Let Time Be Still

21st – 24th June, open daily 11 – 6pm

25th June, open 11 – 1pm

Private view 21st June, 6 – 8.30pm


We are delighted to be showing a new collection of paintings by Robyn Litchfield in her first solo exhibition, starting at the Fitzrovia Gallery in London before continuing on to Darl-e and the Bear in Woodstock.

‘Robyn Litchfield takes us into some of the remaining original forests of her native New Zealand, where we quickly become lost in landscapes heavy with primeval time and memory. Instead of grand views and monumental scenes, her paintings linger among the trees, plants and waterways of these unique ecosystems. We travel with her on a journey deep into unfamiliar otherness, along waterways and tracks once used by the original settlers. We stumble across unexpected views, peering through a curtain of trailing fronds. We glide along silent creeks, gazing over stretches of water rippled with the entwined reflections of sky and foliage. We wonder at scenes of natural, untouched beauty, where sinewy tree trunks thrust leafy clouds into a cloudless sky. But the more we look, the more we become disorientated. Differences disappear and these forest scenes all begin to look the same, merging into a chaotic, peripheral confusion that disrupts the focused desire of our gaze.’

– Excerpt from a new essay for Let Time Be Still by Rev’d Dr Richard Davey


Drawing from archival photographs and personal documents relating to the early exploration and colonisation of New Zealand, Robyn Litchfield reimagines and examines the experience of those early forays into a hitherto unknown space.

Her paintings envisage how sublime encounters with places; pristine and untouched might encourage contemplation and self-reflexivity.

The landscape becomes a ubiquitous template for exploring personal history, notions of cultural identity, alienation and a sense of belonging.

Wilderness is used as the transitional liminal space, which can be seen as a place of disorientation and dissolution of order. Processes such as scraping into the paint, layering and erasure reference the destructive and constructive nature of being in a state of liminality. This space can offer an opportunity for reconfiguring subjectivity and reimagining possibilities. An alluring luminosity projects through the monochrome images of dense forests. Elements extracted from the documents of primeval landscapes intrude into the space.

For Litchfield they are haunting symbols of loss and longing; for past lives left behind, the dispossessed and the primeval forest. This layer of amorphous red shapes acts like a semiotic screen casting its shadow on the gaze.

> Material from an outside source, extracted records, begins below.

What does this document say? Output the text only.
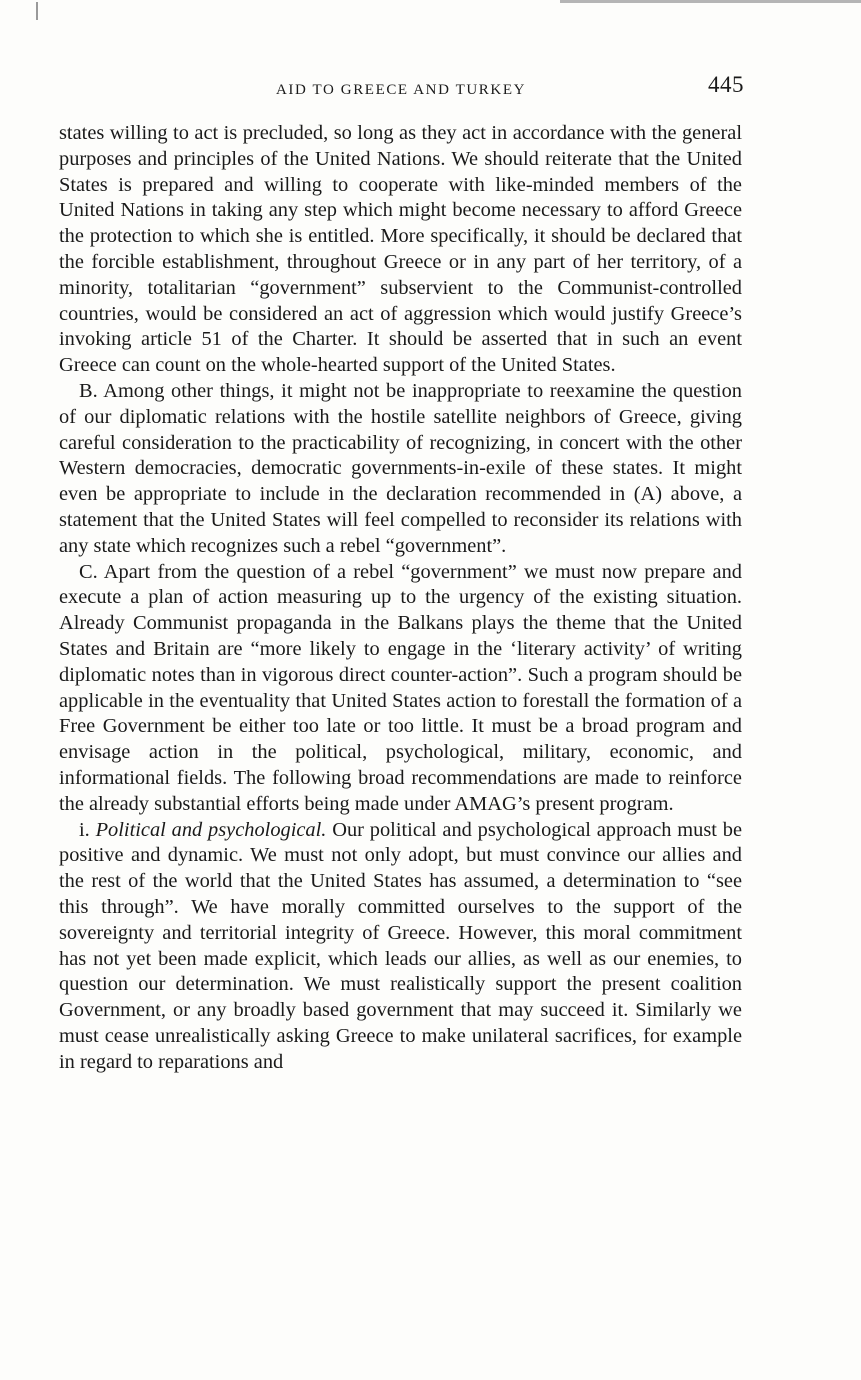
AID TO GREECE AND TURKEY	445

states willing to act is precluded, so long as they act in accordance with the general purposes and principles of the United Nations. We should reiterate that the United States is prepared and willing to cooperate with like-minded members of the United Nations in taking any step which might become necessary to afford Greece the protection to which she is entitled. More specifically, it should be declared that the forcible establishment, throughout Greece or in any part of her territory, of a minority, totalitarian “government” subservient to the Communist-controlled countries, would be considered an act of aggression which would justify Greece’s invoking article 51 of the Charter. It should be asserted that in such an event Greece can count on the whole-hearted support of the United States.

B. Among other things, it might not be inappropriate to reexamine the question of our diplomatic relations with the hostile satellite neighbors of Greece, giving careful consideration to the practicability of recognizing, in concert with the other Western democracies, democratic governments-in-exile of these states. It might even be appropriate to include in the declaration recommended in (A) above, a statement that the United States will feel compelled to reconsider its relations with any state which recognizes such a rebel “government”.

C. Apart from the question of a rebel “government” we must now prepare and execute a plan of action measuring up to the urgency of the existing situation. Already Communist propaganda in the Balkans plays the theme that the United States and Britain are “more likely to engage in the ‘literary activity’ of writing diplomatic notes than in vigorous direct counter-action”. Such a program should be applicable in the eventuality that United States action to forestall the formation of a Free Government be either too late or too little. It must be a broad program and envisage action in the political, psychological, military, economic, and informational fields. The following broad recommendations are made to reinforce the already substantial efforts being made under AMAG’s present program.

i. Political and psychological. Our political and psychological approach must be positive and dynamic. We must not only adopt, but must convince our allies and the rest of the world that the United States has assumed, a determination to “see this through”. We have morally committed ourselves to the support of the sovereignty and territorial integrity of Greece. However, this moral commitment has not yet been made explicit, which leads our allies, as well as our enemies, to question our determination. We must realistically support the present coalition Government, or any broadly based government that may succeed it. Similarly we must cease unrealistically asking Greece to make unilateral sacrifices, for example in regard to reparations and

Through the uncanny layering and the juxtaposition of images, the viewer is encouraged to form their own associations and interpretations of the work whilst engaging with the otherness of landscape through paint.

Litchfield studied an MA in Fine Art at City and Guilds of London Art School. She has won both the Collyer Bristow Exceptional Award (2018 & 2019) and the Landscape Award – Jacksons Painting Prize (2020). She has been shortlisted for the for the Beep Painting Prize (2022) as well as longlisted for the CBPP (2019 & 2021) and the John Moores Painting Prize (2020). Her work has been selected for numerous exhibitions including the RA Summer Exhibition (2020 & 2022).